A whole lot of us go through life assuming that we are basically right, basically all the time, about basically everything: about our political and intellectual convictions, our religious and moral beliefs, our assessment of other people, our memories, our grasp of facts. As absurd as it sounds when we stop to think about it, our steady state seems to be one of unconsciously assuming that we are very close to omniscient.
The worship of Opinion is, at this day, the established religion of the United States.
Where is the world whose people don’t prefer a comfortable, warm, and well-worn belief, however illogical, to the chilly winds of uncertainty?
You always own the option of having no opinion. There is never any need to get worked up or to trouble your soul about things you can’t control. These things are not asking to be judged by you. Leave them alone.
The great safeguard of society and of domestic life was, that opinions were not acted on. Sane people did what their neighbors did, so that if any lunatics were at large, one might know and avoid them.
I said to myself, “I cannot possibly believe that”; and as I did so I perceived that I had already believed it a second time.
A frame of mind may become habitual and fixed, and then it becomes for that man a philosophy of life, an attitude toward it. A wise man would be careful not to let any particular frame of mind settle down into a permanent attitude, knowing that once he has got it, he will take a stubborn pleasure in it.
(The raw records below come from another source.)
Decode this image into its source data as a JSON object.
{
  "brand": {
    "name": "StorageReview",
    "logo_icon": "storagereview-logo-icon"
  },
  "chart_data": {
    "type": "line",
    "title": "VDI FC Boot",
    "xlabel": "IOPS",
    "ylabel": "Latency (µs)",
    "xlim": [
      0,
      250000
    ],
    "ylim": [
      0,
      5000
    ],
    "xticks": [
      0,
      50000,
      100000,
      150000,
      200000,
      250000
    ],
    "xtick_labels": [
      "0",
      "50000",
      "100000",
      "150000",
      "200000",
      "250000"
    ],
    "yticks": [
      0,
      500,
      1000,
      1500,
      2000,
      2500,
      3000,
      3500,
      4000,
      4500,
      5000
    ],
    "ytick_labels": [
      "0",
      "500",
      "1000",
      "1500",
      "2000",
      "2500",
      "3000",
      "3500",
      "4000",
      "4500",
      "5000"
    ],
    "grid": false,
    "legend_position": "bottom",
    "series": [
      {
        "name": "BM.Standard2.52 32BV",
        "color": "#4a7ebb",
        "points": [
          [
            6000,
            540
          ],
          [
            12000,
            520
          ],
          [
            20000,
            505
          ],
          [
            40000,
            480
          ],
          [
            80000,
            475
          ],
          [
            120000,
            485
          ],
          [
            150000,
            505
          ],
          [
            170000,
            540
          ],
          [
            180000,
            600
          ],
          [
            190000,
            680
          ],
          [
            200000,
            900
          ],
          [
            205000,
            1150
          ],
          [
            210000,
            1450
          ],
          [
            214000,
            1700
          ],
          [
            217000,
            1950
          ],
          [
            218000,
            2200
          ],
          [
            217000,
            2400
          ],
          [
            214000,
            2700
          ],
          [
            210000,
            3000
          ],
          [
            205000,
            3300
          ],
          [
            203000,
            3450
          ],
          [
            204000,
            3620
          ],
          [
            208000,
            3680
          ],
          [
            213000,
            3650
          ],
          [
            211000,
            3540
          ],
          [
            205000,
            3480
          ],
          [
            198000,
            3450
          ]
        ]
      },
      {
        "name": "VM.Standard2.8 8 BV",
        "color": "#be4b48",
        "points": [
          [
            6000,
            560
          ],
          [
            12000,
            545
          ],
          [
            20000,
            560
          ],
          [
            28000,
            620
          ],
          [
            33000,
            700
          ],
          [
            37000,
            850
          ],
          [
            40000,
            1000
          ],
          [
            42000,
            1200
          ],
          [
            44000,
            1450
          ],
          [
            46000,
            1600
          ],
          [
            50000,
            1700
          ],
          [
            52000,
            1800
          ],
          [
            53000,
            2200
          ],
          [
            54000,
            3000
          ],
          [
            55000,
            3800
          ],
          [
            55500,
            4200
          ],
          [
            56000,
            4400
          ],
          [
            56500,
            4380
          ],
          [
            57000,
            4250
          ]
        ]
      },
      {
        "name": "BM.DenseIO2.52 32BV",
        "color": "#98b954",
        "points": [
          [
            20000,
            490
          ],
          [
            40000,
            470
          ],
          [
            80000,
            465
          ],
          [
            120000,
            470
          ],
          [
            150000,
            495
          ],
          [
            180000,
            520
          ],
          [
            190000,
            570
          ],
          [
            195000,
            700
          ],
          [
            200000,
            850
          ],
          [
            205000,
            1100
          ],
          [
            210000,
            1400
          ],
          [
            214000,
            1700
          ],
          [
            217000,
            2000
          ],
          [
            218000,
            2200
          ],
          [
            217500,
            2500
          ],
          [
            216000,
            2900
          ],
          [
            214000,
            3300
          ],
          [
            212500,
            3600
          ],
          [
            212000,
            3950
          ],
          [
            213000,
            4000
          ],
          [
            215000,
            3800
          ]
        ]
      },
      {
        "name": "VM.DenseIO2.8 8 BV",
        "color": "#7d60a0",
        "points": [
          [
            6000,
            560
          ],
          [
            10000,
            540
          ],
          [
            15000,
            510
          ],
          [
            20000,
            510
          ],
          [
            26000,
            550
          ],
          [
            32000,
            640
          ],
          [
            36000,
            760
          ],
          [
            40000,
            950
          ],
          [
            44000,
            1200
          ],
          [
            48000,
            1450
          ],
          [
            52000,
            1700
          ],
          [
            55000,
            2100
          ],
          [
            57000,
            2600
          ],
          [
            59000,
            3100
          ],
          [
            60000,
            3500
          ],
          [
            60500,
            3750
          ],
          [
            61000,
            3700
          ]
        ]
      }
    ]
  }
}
At eighteen our convictions are hills from which we look; at forty-five they are caves in which we hide.
“What I believe” is a process rather than a finality. Finalities are for gods and governments, not for the human intellect.
The belief that becomes truth for me . . . is that which allows me the best use of my strength, the best means of putting my virtues into action.
What we think, or what we know, or what we believe, is in the end of little consequence. The only thing of consequence is what we do.